Universality and immediacy
Overall, the progressives’ goal is to get programs started quickly so low- and middle-income Americans won’t have to wait long to see the benefits.
“The universality of benefits and the immediacy of benefits are absolutely critical,” Jayapal said. “And that, frankly, is more important to us than having it for the entire 10 years.”
While centrist Democrats, like West Virginia Sen. Joe Manchin III, have called for means testing programs, progressives argue that making them universal but perhaps with an overall cap on income, like the 7 percent cap for child care subsidies, is better to ensure the benefits actually reach the people they’re designed to help.
That “is far more effective, far easier to administer and also addresses the tremendous variability of costs from rural to urban, from state to state,” Jayapal said.
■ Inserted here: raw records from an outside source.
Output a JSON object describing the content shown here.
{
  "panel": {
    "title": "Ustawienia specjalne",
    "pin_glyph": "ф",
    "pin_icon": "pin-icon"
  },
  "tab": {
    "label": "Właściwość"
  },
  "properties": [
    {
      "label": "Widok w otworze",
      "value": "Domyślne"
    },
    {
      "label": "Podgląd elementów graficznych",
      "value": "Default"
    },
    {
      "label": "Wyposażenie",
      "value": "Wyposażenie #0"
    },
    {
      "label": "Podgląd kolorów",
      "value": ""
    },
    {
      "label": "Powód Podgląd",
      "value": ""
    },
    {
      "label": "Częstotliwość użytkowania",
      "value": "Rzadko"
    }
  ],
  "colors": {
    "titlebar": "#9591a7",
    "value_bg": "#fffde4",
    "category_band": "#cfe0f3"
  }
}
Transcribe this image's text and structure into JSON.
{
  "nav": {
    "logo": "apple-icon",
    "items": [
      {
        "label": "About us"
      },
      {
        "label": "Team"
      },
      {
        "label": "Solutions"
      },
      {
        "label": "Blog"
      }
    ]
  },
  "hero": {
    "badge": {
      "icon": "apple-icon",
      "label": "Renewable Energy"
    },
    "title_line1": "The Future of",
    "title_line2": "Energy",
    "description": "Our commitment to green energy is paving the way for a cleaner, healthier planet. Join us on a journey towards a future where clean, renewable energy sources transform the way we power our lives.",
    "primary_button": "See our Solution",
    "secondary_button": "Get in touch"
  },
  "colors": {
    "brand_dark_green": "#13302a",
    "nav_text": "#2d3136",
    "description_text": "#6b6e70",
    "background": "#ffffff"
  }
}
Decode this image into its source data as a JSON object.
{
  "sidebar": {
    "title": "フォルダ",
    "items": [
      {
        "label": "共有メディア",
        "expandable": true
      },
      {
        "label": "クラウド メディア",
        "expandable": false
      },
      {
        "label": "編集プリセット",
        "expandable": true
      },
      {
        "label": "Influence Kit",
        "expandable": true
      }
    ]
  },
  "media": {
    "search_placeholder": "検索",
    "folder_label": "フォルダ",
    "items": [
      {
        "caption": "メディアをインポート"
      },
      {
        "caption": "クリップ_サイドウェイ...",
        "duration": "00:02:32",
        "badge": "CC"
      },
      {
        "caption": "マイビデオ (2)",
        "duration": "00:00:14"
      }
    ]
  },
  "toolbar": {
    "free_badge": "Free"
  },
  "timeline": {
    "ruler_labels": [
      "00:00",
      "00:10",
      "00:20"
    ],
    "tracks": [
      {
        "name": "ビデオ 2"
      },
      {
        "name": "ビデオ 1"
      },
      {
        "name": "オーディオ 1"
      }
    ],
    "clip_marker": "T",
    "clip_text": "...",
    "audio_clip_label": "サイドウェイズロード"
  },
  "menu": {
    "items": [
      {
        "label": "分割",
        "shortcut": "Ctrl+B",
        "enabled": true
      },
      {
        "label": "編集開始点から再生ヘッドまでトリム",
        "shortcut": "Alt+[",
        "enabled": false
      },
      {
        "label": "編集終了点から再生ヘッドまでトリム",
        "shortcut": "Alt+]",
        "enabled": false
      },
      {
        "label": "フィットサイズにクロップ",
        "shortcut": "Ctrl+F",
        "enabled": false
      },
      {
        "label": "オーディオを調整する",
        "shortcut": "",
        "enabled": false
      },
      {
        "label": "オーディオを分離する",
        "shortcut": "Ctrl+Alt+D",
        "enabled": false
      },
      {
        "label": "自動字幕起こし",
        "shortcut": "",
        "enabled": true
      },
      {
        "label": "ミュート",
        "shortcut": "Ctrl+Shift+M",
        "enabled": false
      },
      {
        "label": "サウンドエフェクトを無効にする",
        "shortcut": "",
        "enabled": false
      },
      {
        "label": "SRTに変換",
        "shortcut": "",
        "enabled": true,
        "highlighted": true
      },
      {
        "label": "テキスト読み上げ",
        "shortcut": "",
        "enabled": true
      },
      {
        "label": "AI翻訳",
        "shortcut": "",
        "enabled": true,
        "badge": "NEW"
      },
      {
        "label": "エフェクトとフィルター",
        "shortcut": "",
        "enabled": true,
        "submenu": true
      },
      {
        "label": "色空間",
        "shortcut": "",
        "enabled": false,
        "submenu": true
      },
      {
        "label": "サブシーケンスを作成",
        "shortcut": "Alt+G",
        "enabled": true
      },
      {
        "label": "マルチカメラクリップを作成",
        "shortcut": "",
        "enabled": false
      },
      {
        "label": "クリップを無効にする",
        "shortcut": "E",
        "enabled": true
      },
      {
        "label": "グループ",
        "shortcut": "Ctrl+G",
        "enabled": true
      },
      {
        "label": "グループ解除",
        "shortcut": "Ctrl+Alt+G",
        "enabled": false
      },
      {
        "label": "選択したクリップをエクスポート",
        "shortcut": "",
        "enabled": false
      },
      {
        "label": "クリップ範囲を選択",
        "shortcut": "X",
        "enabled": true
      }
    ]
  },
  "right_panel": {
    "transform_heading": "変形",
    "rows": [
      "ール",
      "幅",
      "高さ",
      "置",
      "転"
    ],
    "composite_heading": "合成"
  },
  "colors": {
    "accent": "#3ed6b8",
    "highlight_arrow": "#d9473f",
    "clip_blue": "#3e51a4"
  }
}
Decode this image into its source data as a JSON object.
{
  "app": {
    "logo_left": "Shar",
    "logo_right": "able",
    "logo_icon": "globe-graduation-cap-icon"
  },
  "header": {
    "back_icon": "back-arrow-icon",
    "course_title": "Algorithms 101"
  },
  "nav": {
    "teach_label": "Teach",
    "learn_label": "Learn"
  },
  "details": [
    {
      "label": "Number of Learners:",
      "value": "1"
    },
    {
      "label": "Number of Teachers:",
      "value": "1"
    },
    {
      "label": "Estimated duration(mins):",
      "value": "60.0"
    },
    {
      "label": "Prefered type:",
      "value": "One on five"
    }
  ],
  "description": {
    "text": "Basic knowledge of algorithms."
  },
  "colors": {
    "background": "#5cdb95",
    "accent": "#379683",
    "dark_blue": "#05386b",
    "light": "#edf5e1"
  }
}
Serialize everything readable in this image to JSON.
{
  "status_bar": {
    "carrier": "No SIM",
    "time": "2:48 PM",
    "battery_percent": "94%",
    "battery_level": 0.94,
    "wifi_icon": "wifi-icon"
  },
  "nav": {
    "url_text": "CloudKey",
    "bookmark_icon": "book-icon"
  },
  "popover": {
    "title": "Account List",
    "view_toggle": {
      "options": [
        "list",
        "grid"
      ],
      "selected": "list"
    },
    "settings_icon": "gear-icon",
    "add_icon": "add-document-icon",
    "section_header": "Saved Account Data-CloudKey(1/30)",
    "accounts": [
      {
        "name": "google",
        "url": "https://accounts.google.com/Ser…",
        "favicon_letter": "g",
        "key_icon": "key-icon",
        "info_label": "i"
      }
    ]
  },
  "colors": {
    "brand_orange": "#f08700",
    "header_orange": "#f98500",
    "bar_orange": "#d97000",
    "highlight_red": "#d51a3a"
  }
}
For example, she cited rental assistance Democrats enacted in the March coronavirus relief law as being too complex in its qualification requirements, so most of the money never got out the door. The administration has had to go back and relax some of the requirements after its eviction moratorium expired to try to spur allocation of the aid.
Democrats have acknowledged that part of the issue was messaging on the availability of rental aid and other elements of the coronavirus relief law. And one of the arguments made by those advocating fewer programs for a longer period of time is that they will be easier to explain and sell to the American people.
Pelosi acknowledged that “it is hard to break through” in messaging specific program benefits of such a comprehensive package.
“It is a vast bill, it has a lot in it, and we will have to continue to make sure the public does [know about it],” she said. “But whether they know it or not, they overwhelmingly support it. And by the way women, much more than men. Men like the infrastructure.”